Here is a comparison of the exam language and Java, side by side. Syntactically, you'll notice that exam language is not a "curly brackets" language, instead opting to use keywords and indentation for marking code blocks, and it lacks the public class Factorial { class declaration which Java requires. It also uses keywords for logical operations: and, or, and not, instead of &&, ||, and !. To an experienced programmer, this is very superficial, although I must confess to having had long arguments over such minutia in the past. Semantically, its easy to notice (perhaps on a longer block of code) that both use weak static typing, pretty much following C. A deeper look, you'll notice both are missing all the unsigned types. What this amounts to is that while you cannot change the type of a variable, the language will automatically change the type of values within certain expressions. This behavior can be contrasted to Python or JavaScript which respectively have strong dynamic typing, and weak dynamic typing: meaning that variables don't have types at all, it is values which carry the type, and in Python, a value must be explicitly casted and JavaScript will do its very best to implicitly cast everything even where it doesn't make sense.


int fact(int n)
    int result;
    if(n == 0 or n == 1)
        result <- 1
    else
        result <- fact(n - 1)
    end if
    return result
end fact

public class Factorial {
    public static int fact(int n) {
        int result;
        if(n == 0 || n == 1) {
            result = 1;
        } else {
            result = fact(n - 1);
        }
        return result;
    }
}

Of the established mainstream languages, I believe, and clearly the professors leading the boot camp too, that Java is the nearest substitute for the exam language. So why then do we want to look into alternatives to Java? The boot camp was incredibly fast paced. by the second day we had them working through nested loops, and for some, the delineation of different scopes was unclear, in part due to the changing scope delimiters: keyword(...) { [scope] } versus keyword(...) [scope] end keyword. Over the past four years as a teaching assistant, I've noticed that learning how scopes work is often times one of the more difficult tasks in learning to program, and I've also noticed how not understanding how scopes work can completely set a student up for failure, because they will struggle to understand their own programs structure. Seeing two different forms of scope delimiters seemed to confuse students, especially those without any prior programming experience. In my mind, this is the biggest reason to teach the boot camp in only a single programming language.
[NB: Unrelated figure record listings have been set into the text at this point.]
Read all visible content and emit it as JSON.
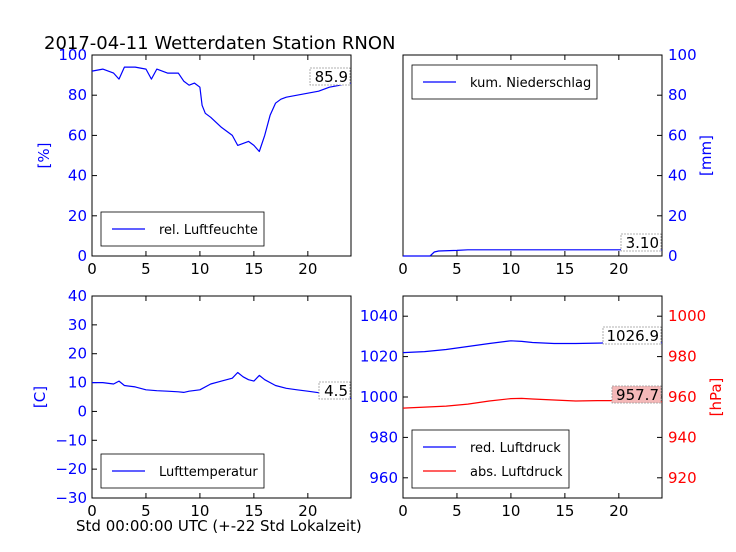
{
  "title": "2017-04-11 Wetterdaten Station RNON",
  "xlabel": "Std 00:00:00 UTC (+-22 Std Lokalzeit)",
  "colors": {
    "blue": "#0000ff",
    "red": "#ff0000",
    "badge_red_fill": "#f4b8b8"
  },
  "chart_data": [
    {
      "type": "line",
      "ylabel": "[%]",
      "xlim": [
        0,
        24
      ],
      "ylim": [
        0,
        100
      ],
      "x_ticks": [
        "0",
        "5",
        "10",
        "15",
        "20"
      ],
      "y_ticks": [
        "0",
        "20",
        "40",
        "60",
        "80",
        "100"
      ],
      "legend_position": "bottom-left",
      "last_value_label": "85.9",
      "series": [
        {
          "name": "rel. Luftfeuchte",
          "x": [
            0,
            1,
            2,
            2.5,
            3,
            4,
            5,
            5.5,
            6,
            7,
            8,
            8.5,
            9,
            9.5,
            10,
            10.2,
            10.5,
            11,
            12,
            12.5,
            13,
            13.5,
            14,
            14.5,
            15,
            15.5,
            16,
            16.5,
            17,
            17.5,
            18,
            19,
            20,
            21,
            22,
            23,
            23.5,
            24
          ],
          "y": [
            92,
            93,
            91,
            88,
            94,
            94,
            93,
            88,
            93,
            91,
            91,
            87,
            85,
            86,
            84,
            75,
            71,
            69,
            64,
            62,
            60,
            55,
            56,
            57,
            55,
            52,
            60,
            70,
            76,
            78,
            79,
            80,
            81,
            82,
            84,
            85,
            86,
            85.9
          ]
        }
      ]
    },
    {
      "type": "line",
      "ylabel": "[mm]",
      "xlim": [
        0,
        24
      ],
      "ylim": [
        0,
        100
      ],
      "x_ticks": [
        "0",
        "5",
        "10",
        "15",
        "20"
      ],
      "y_ticks": [
        "0",
        "20",
        "40",
        "60",
        "80",
        "100"
      ],
      "legend_position": "top-left",
      "last_value_label": "3.10",
      "series": [
        {
          "name": "kum. Niederschlag",
          "x": [
            0,
            2.5,
            2.9,
            3.3,
            5,
            6,
            24
          ],
          "y": [
            0,
            0,
            2.0,
            2.5,
            2.8,
            3.1,
            3.1
          ]
        }
      ]
    },
    {
      "type": "line",
      "ylabel": "[C]",
      "xlim": [
        0,
        24
      ],
      "ylim": [
        -30,
        40
      ],
      "x_ticks": [
        "0",
        "5",
        "10",
        "15",
        "20"
      ],
      "y_ticks": [
        "−30",
        "−20",
        "−10",
        "0",
        "10",
        "20",
        "30",
        "40"
      ],
      "legend_position": "bottom-left",
      "last_value_label": "4.5",
      "series": [
        {
          "name": "Lufttemperatur",
          "x": [
            0,
            1,
            2,
            2.5,
            3,
            4,
            5,
            6,
            7,
            8,
            8.5,
            9,
            10,
            11,
            12,
            13,
            13.5,
            14,
            14.5,
            15,
            15.5,
            16,
            17,
            18,
            19,
            20,
            21,
            22,
            23,
            24
          ],
          "y": [
            10,
            10,
            9.5,
            10.5,
            9.0,
            8.5,
            7.5,
            7.2,
            7.0,
            6.8,
            6.6,
            7.0,
            7.5,
            9.5,
            10.5,
            11.5,
            13.5,
            12,
            11,
            10.5,
            12.5,
            11,
            9,
            8,
            7.5,
            7,
            6.5,
            5.5,
            5,
            4.5
          ]
        }
      ]
    },
    {
      "type": "line",
      "xlim": [
        0,
        24
      ],
      "ylim_left": [
        950,
        1050
      ],
      "ylim_right": [
        910,
        1010
      ],
      "ylabel_right": "[hPa]",
      "x_ticks": [
        "0",
        "5",
        "10",
        "15",
        "20"
      ],
      "y_ticks_left": [
        "960",
        "980",
        "1000",
        "1020",
        "1040"
      ],
      "y_ticks_right": [
        "920",
        "940",
        "960",
        "980",
        "1000"
      ],
      "legend_position": "bottom-left",
      "last_value_labels": [
        "1026.9",
        "957.7"
      ],
      "series": [
        {
          "name": "red. Luftdruck",
          "axis": "left",
          "x": [
            0,
            2,
            4,
            6,
            8,
            10,
            11,
            12,
            14,
            16,
            18,
            20,
            22,
            24
          ],
          "y": [
            1022,
            1022.5,
            1023.5,
            1025,
            1026.5,
            1027.8,
            1027.5,
            1027,
            1026.5,
            1026.5,
            1026.7,
            1026.9,
            1026.9,
            1026.9
          ]
        },
        {
          "name": "abs. Luftdruck",
          "axis": "right",
          "x": [
            0,
            2,
            4,
            6,
            8,
            10,
            11,
            12,
            14,
            16,
            18,
            20,
            22,
            24
          ],
          "y": [
            954.5,
            955,
            955.5,
            956.5,
            958,
            959.2,
            959.3,
            959,
            958.5,
            958,
            958.2,
            958.2,
            957.8,
            957.7
          ]
        }
      ]
    }
  ]
}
To remedy this split, I've been working on an interpreter for the exam language. In order to avoid trademark infringement on the specific exam, I've been calling the project Pennsylvania Computer Science Teaching Certification Language or PaCSTCL (pronounced like "obstacle") for short. The hope is that with a single language for their training and examination, teachers will more easily pick up programming, and also be confident in their ability to apply programming concepts to lessons in their classrooms.

To conform as closely to the exam language, I'll be using the guidelines set out in the exam's study companion, on pages 13 and 14, as well as evaluating against all of the code examples in the study companion, and any other resources I can find. Because the study companion's guidelines leave a lot to be desired, I've been instructed to mimic Java's semantics where clear semantics are not given by the study companion. I'm also planning to define a formal language specification, to trace PaCSTCL's behavior back to the behavior defined in the study companion and in Java.

Development of this project is not an easy undertaking. I'd like to thank Dr. Tammy Pirmann for bringing me to the CSforAllPA Boot Camp as her TA, without which I would not have gotten involved with this project, and who also has provided much clarification on the intended semantics of the exam language. I'd also like to thank Prof. Mark Stehlik for actually believing that I could do this, and of course making the introductions necessary to start this project. Lastly I'd like to thank the Pennsylvania Training and Technical Assistance Network (PaTTAN) and Lancaster-Lebanon Intermediate Unit 13 (IU13) for funding this endeavor.